Уже неделю тревога не покидала ее. Она вдохнула вечерний воздух и поморщилась. От соседних болот шел неведомый дух – ветер доносил едва уловимый запах сладковатой гнили. Кто-то говорил, – так выходят болотные газы. Иные, бормотали – болота ожили.
В деревне стало нехорошо. Люди ходили хмурые, опустив затравленный взгляд в потемневшую почву. Сетовали на скот, птицу – молоко скисало прямо в коровьем вымени, а куры будто взбесились, жестоко дрались, выклевывая друг у друга глаза.
Утром кухарка дрожащими руками протянула белый узелок.
– Крестьяне принесли яйца, – сказала глухо, и отвела глаза.
Осторожно положила узелок на стол, брезгливо развела концы ткани. Дюжина яиц.
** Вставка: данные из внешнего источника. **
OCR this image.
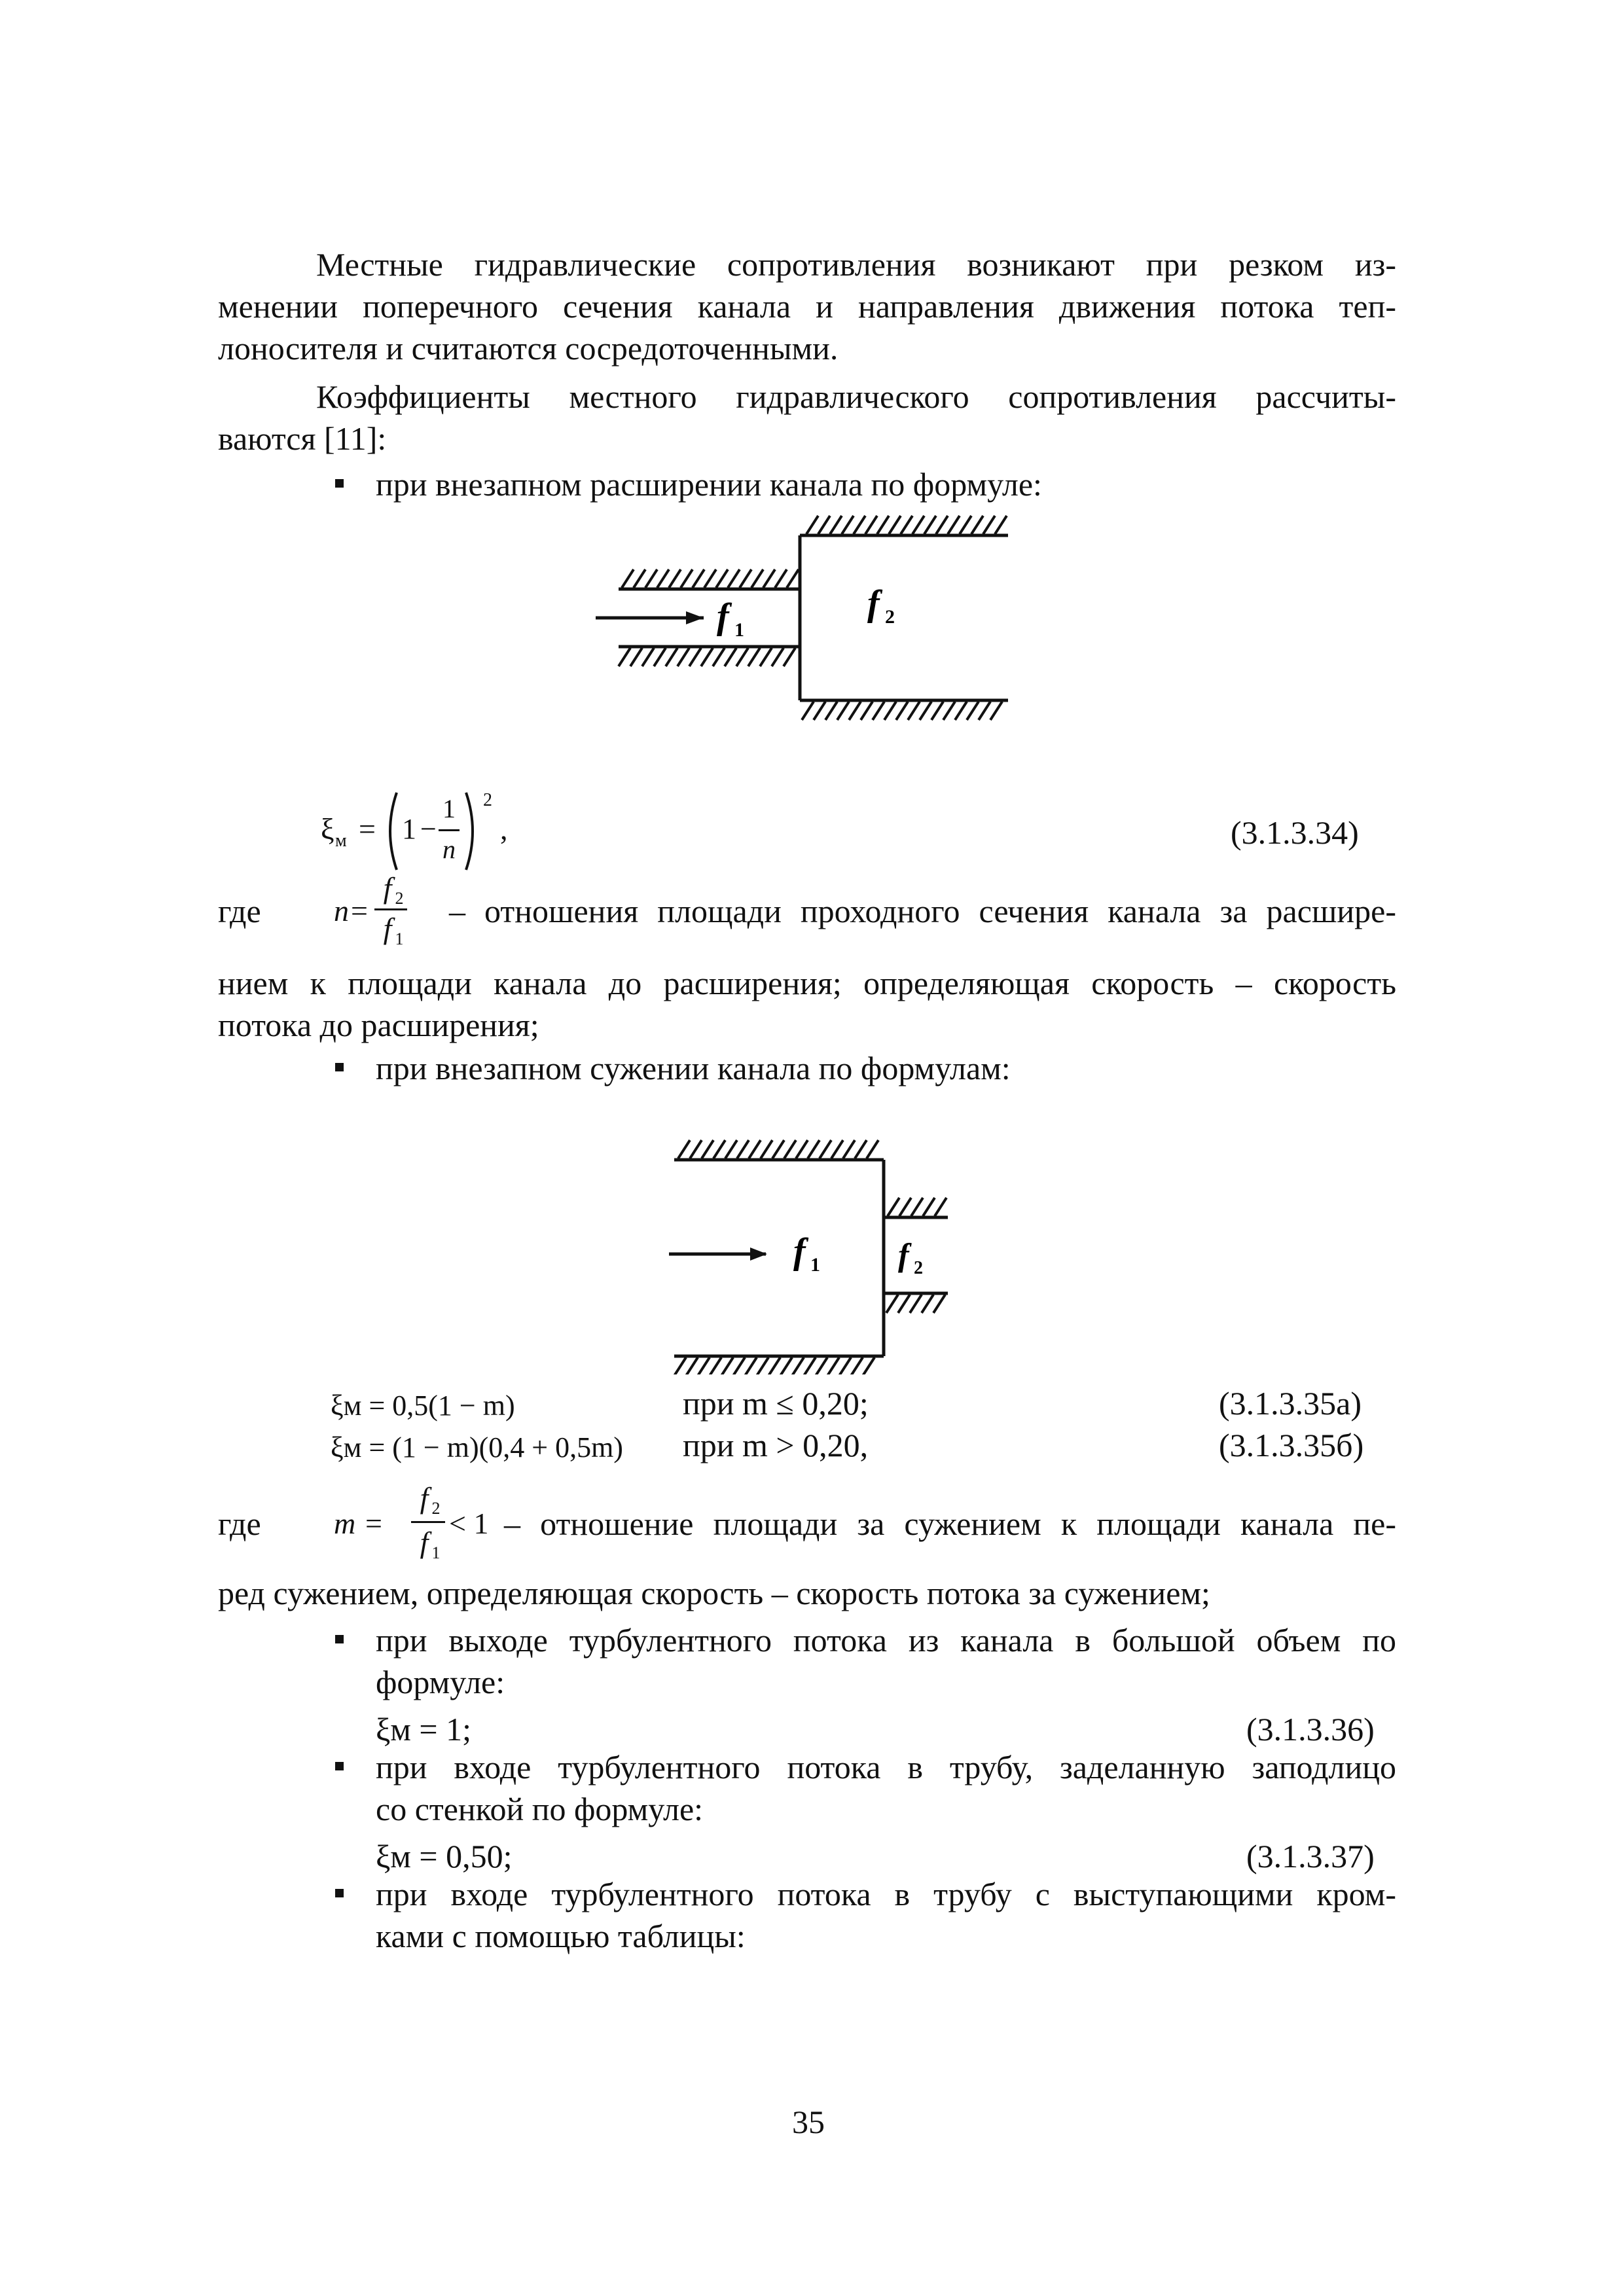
Местные гидравлические сопротивления возникают при резком из-
менении поперечного сечения канала и направления движения потока теп-
лоносителя и считаются сосредоточенными.
Коэффициенты местного гидравлического сопротивления рассчиты-
ваются [11]:
при внезапном расширении канала по формуле:
f 1
f 2
ξ м = 1 −
1
n
2
,	(3.1.3.34)
где n =
f 2
f 1
– отношения площади проходного сечения канала за расшире-
нием к площади канала до расширения; определяющая скорость – скорость
потока до расширения;
при внезапном сужении канала по формулам:
f 1 f 2
ξм = 0,5(1 − m)	при m ≤ 0,20;	(3.1.3.35а)
ξм = (1 − m)(0,4 + 0,5m) при m > 0,20,	(3.1.3.35б)
где m =
f 2
f 1
< 1 – отношение площади за сужением к площади канала пе-
ред сужением, определяющая скорость – скорость потока за сужением;
при выходе турбулентного потока из канала в большой объем по
формуле:
ξм = 1;	(3.1.3.36)
при входе турбулентного потока в трубу, заделанную заподлицо
со стенкой по формуле:
ξм = 0,50;	(3.1.3.37)
при входе турбулентного потока в трубу с выступающими кром-
ками с помощью таблицы:
35
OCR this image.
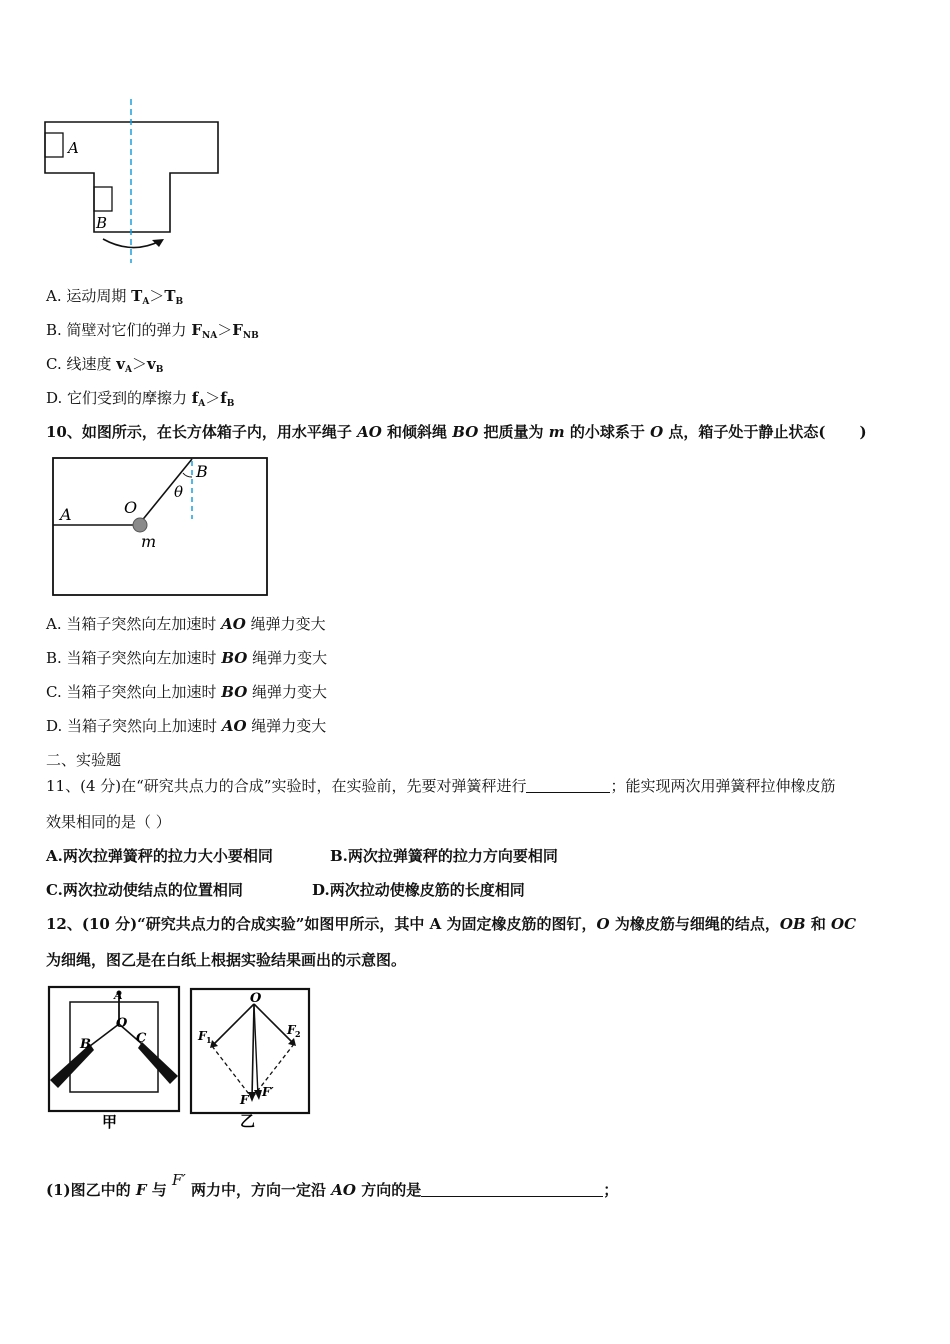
A
B
A. 运动周期 $T_A>T_B$
B. 简壁对它们的弹力 $F_{NA}>F_{NB}$
C. 线速度 $v_A>v_B$
D. 它们受到的摩擦力 $f_A>f_B$
10、如图所示，在长方体箱子内，用水平绳子 AO 和倾斜绳 BO 把质量为 m 的小球系于 O 点，箱子处于静止状态( )
A	O
B
θ
m
A. 当箱子突然向左加速时 AO 绳弹力变大
B. 当箱子突然向左加速时 BO 绳弹力变大
C. 当箱子突然向上加速时 BO 绳弹力变大
D. 当箱子突然向上加速时 AO 绳弹力变大
二、实验题
11、(4 分)在“研究共点力的合成”实验时，在实验前，先要对弹簧秤进行	；能实现两次用弹簧秤拉伸橡皮筋
效果相同的是（ ）
A.两次拉弹簧秤的拉力大小要相同	B.两次拉弹簧秤的拉力方向要相同
C.两次拉动使结点的位置相同	D.两次拉动使橡皮筋的长度相同
12、(10 分)“研究共点力的合成实验”如图甲所示，其中 A 为固定橡皮筋的图钉，O 为橡皮筋与细绳的结点，OB 和 OC
为细绳，图乙是在白纸上根据实验结果画出的示意图。
A
O
B	C
甲
O
F 1
F 2
F
F′
乙
(1)图乙中的 F 与 F′ 两力中，方向一定沿 AO 方向的是	；
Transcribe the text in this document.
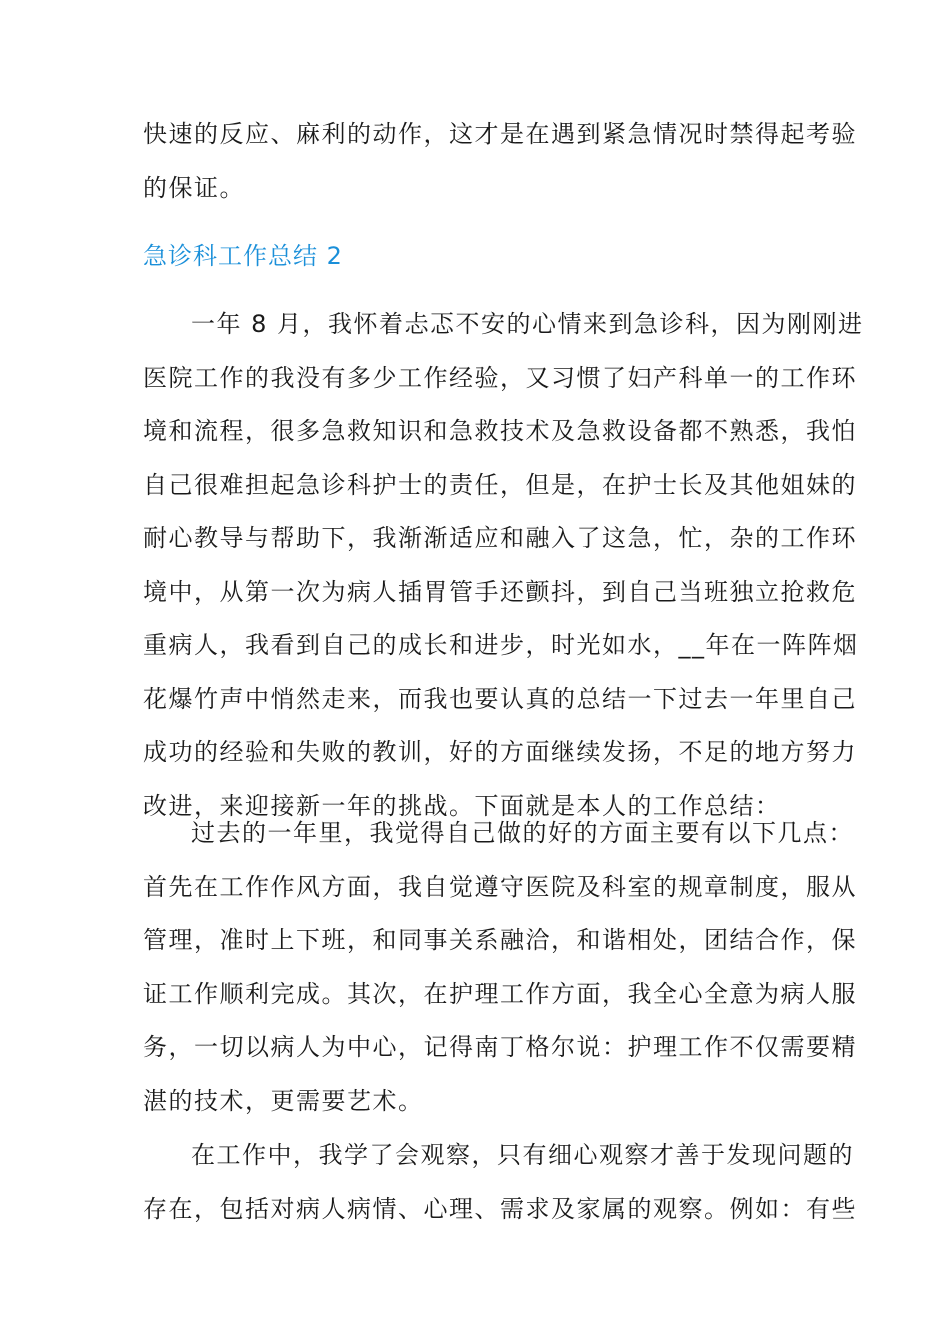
快速的反应、麻利的动作，这才是在遇到紧急情况时禁得起考验
的保证。
急诊科工作总结 2
一年 8 月，我怀着忐忑不安的心情来到急诊科，因为刚刚进
医院工作的我没有多少工作经验，又习惯了妇产科单一的工作环
境和流程，很多急救知识和急救技术及急救设备都不熟悉，我怕
自己很难担起急诊科护士的责任，但是，在护士长及其他姐妹的
耐心教导与帮助下，我渐渐适应和融入了这急，忙，杂的工作环
境中，从第一次为病人插胃管手还颤抖，到自己当班独立抢救危
重病人，我看到自己的成长和进步，时光如水，__年在一阵阵烟
花爆竹声中悄然走来，而我也要认真的总结一下过去一年里自己
成功的经验和失败的教训，好的方面继续发扬，不足的地方努力
改进，来迎接新一年的挑战。下面就是本人的工作总结：
过去的一年里，我觉得自己做的好的方面主要有以下几点：
首先在工作作风方面，我自觉遵守医院及科室的规章制度，服从
管理，准时上下班，和同事关系融洽，和谐相处，团结合作，保
证工作顺利完成。其次，在护理工作方面，我全心全意为病人服
务，一切以病人为中心，记得南丁格尔说：护理工作不仅需要精
湛的技术，更需要艺术。
在工作中，我学了会观察，只有细心观察才善于发现问题的
存在，包括对病人病情、心理、需求及家属的观察。例如：有些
Черных как смоль.
Мариголь охнула, отшатнулась.
– Теперь… они все такие, – прошамкала старуха, – Куры несутся только черными… будь они не ладны!
А птицы… чудесные птицы Витайского леса, стаями покидали родные края, и уже не было слышно их пения. Лес опустел. Стал безмолвен и дик. Казалось, он почернел, будто обуглился. Стволы деревьев меняли цвет, а листья желтели и падали на землю сморщенными трупиками.
И еще… крысы. Крысы! Застывали столбиком у своего зловонного лаза, и долго смотрели прямо в лицо, будто изучая, осмысливая, прикидывая что-то…
Небольшой замок, возвышался на горе. У подножья ютилась деревенька с двадцатью домами. С тех пор, как родители Мариголь бесследно пропали при переходе через Туварские горы, хозяйство пришло в упадок. Обслугу и стражу пришлось распустить. Замок постепенно ветшал. Ветер гулял по узким коридорам, плесень въелась в камни стен, и кое-где зазмеились трещины.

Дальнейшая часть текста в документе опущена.